Umbria, known as "the green heart of Italy", is the only landlocked province in Italy. Located south of Tuscany, at a crossroads between the North and the South, between the Adriatic and the Tyrrhenian seas, Umbria has seen vines and wines since the ancient Etruscans. Settled amid the Apennines hills and mountains, the Etruscans were a mysterious pre-Roman society inhabiting present-day Umbria, whose chieftains and priests three millennia ago put wine at the center of their festivals and religious ceremonies.

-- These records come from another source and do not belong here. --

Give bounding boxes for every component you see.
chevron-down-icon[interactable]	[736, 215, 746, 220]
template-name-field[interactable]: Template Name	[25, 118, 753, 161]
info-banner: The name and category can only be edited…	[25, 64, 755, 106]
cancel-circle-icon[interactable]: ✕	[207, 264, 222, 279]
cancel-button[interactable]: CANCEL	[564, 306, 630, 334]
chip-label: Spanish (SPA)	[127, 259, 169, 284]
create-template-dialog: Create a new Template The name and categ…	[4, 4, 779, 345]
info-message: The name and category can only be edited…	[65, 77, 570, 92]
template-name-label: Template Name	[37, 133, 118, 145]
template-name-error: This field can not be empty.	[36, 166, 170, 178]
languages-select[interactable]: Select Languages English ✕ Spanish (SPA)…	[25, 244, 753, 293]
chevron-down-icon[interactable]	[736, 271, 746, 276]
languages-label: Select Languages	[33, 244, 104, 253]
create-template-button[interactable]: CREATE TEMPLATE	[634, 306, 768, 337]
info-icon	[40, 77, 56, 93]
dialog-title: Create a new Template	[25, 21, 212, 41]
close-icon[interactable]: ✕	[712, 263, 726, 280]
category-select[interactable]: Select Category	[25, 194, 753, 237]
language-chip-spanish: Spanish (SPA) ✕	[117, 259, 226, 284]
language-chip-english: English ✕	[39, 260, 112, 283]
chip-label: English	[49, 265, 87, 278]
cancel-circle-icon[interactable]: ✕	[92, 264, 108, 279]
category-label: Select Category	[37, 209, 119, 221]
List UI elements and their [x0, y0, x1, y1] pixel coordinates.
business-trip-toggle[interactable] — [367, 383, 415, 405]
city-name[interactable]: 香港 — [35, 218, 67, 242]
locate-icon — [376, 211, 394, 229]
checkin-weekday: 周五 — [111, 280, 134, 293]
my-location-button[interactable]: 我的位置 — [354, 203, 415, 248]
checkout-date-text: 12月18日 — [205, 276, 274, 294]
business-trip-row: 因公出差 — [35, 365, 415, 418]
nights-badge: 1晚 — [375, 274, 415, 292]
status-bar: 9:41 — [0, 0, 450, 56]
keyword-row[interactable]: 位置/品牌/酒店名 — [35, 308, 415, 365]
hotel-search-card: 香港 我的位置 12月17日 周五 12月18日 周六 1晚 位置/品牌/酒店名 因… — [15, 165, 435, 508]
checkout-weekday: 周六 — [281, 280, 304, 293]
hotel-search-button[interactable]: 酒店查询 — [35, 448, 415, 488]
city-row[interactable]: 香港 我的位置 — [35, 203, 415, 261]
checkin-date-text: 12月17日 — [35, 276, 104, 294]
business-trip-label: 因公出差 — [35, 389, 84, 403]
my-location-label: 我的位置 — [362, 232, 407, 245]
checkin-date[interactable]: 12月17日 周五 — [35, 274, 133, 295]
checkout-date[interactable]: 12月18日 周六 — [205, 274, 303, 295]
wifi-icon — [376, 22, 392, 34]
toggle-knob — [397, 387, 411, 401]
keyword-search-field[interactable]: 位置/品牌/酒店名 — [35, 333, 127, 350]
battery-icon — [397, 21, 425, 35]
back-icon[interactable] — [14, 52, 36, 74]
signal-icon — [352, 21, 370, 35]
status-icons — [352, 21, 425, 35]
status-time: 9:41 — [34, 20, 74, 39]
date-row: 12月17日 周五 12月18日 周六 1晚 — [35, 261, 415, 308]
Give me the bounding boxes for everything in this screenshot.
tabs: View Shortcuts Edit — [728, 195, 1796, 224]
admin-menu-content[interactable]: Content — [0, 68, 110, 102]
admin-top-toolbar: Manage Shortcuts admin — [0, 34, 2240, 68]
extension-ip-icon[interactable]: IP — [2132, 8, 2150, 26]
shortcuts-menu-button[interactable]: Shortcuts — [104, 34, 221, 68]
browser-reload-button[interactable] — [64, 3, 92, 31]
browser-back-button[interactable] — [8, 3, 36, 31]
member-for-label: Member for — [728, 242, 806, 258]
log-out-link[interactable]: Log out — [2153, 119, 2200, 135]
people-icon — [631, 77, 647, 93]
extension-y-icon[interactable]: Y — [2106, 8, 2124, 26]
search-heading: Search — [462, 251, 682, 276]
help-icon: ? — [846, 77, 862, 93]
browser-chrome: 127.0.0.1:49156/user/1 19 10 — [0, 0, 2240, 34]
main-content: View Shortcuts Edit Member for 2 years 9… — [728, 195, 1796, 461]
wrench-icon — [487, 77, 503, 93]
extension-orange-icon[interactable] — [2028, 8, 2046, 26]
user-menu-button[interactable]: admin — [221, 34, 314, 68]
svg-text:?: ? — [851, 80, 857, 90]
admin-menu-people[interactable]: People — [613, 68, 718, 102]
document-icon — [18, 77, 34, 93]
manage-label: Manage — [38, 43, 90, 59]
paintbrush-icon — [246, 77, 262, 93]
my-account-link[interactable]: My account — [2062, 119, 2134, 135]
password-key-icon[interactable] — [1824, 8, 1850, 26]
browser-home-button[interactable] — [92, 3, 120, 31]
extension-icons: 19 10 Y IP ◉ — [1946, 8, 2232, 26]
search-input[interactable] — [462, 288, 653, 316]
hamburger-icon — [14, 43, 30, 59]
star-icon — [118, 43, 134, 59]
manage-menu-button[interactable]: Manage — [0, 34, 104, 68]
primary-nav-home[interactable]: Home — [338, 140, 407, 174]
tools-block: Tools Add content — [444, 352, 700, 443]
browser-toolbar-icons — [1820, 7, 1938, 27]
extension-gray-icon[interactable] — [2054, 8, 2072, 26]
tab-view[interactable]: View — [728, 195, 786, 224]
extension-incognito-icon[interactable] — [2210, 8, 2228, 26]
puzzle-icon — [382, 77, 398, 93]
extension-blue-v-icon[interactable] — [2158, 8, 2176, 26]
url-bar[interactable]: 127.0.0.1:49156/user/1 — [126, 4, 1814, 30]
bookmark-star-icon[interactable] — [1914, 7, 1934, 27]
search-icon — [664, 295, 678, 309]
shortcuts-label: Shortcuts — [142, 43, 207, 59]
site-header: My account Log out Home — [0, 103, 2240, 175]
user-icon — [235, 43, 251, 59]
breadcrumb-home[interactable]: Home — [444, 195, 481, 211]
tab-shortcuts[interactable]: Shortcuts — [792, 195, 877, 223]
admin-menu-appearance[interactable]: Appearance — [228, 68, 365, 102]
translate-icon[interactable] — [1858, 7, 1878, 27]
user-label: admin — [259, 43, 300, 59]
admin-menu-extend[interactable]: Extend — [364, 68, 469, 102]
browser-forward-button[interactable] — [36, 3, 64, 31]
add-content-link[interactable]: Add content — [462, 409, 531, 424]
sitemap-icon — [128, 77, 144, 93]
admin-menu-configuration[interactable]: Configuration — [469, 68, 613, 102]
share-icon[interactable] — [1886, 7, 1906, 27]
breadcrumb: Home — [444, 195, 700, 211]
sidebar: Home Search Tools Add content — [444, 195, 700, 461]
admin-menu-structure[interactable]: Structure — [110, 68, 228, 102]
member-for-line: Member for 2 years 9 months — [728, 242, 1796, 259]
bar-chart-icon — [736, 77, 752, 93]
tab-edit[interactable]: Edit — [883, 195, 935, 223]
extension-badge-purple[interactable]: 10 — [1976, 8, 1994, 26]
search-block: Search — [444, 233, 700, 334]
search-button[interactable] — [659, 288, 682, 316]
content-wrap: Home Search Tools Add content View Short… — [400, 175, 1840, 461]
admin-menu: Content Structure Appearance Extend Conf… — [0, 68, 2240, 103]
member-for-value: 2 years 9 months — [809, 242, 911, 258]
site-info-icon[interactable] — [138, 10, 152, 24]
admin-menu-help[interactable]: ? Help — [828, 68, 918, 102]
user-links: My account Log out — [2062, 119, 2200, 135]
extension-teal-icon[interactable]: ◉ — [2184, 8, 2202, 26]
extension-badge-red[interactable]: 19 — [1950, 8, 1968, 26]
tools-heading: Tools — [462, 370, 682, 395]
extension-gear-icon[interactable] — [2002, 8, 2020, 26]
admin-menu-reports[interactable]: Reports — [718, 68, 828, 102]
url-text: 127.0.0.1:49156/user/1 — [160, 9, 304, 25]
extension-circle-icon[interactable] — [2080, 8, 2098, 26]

The Etruscans built Orvieto, Umbria’s capital in the province of Terni, on a tufa base; tufa is a variety of limestone, which is a key component in the Orvieto appellation’s terroir. The Romans, who conquered the Etruscans, called it Urbs Vetus (old city). The city’s name also graces Umbria’s most prestigious white wine, Orvieto, which Cantine Bigi has for decades been one of its most renowned producers.

The Orvieto Classico DOC appellation was established in 1931 by the Italian Government; its vineyards cover the central and best areas of Orvieto. Those areas are the source of the grapes for Bigi's Orvieto Classico DOC and Amabile wines. (see below).

The Orvieto DOC area is divided into Orvieto Classico, a smaller zone around the tufa rock with higher quality requirements, and the Orvieto area completing the appellation to the North and South.

Cantine Bigi was founded in 1880 and owns more than 600 acres planted to classic white and red grape varieties; the former most notably Trebbiano, Grechetto and Drupeggio, among others. Cantine Bigi provides authentic white and red Umbrian wines, with each bottling maintaining tipicity in a modern and approachable style.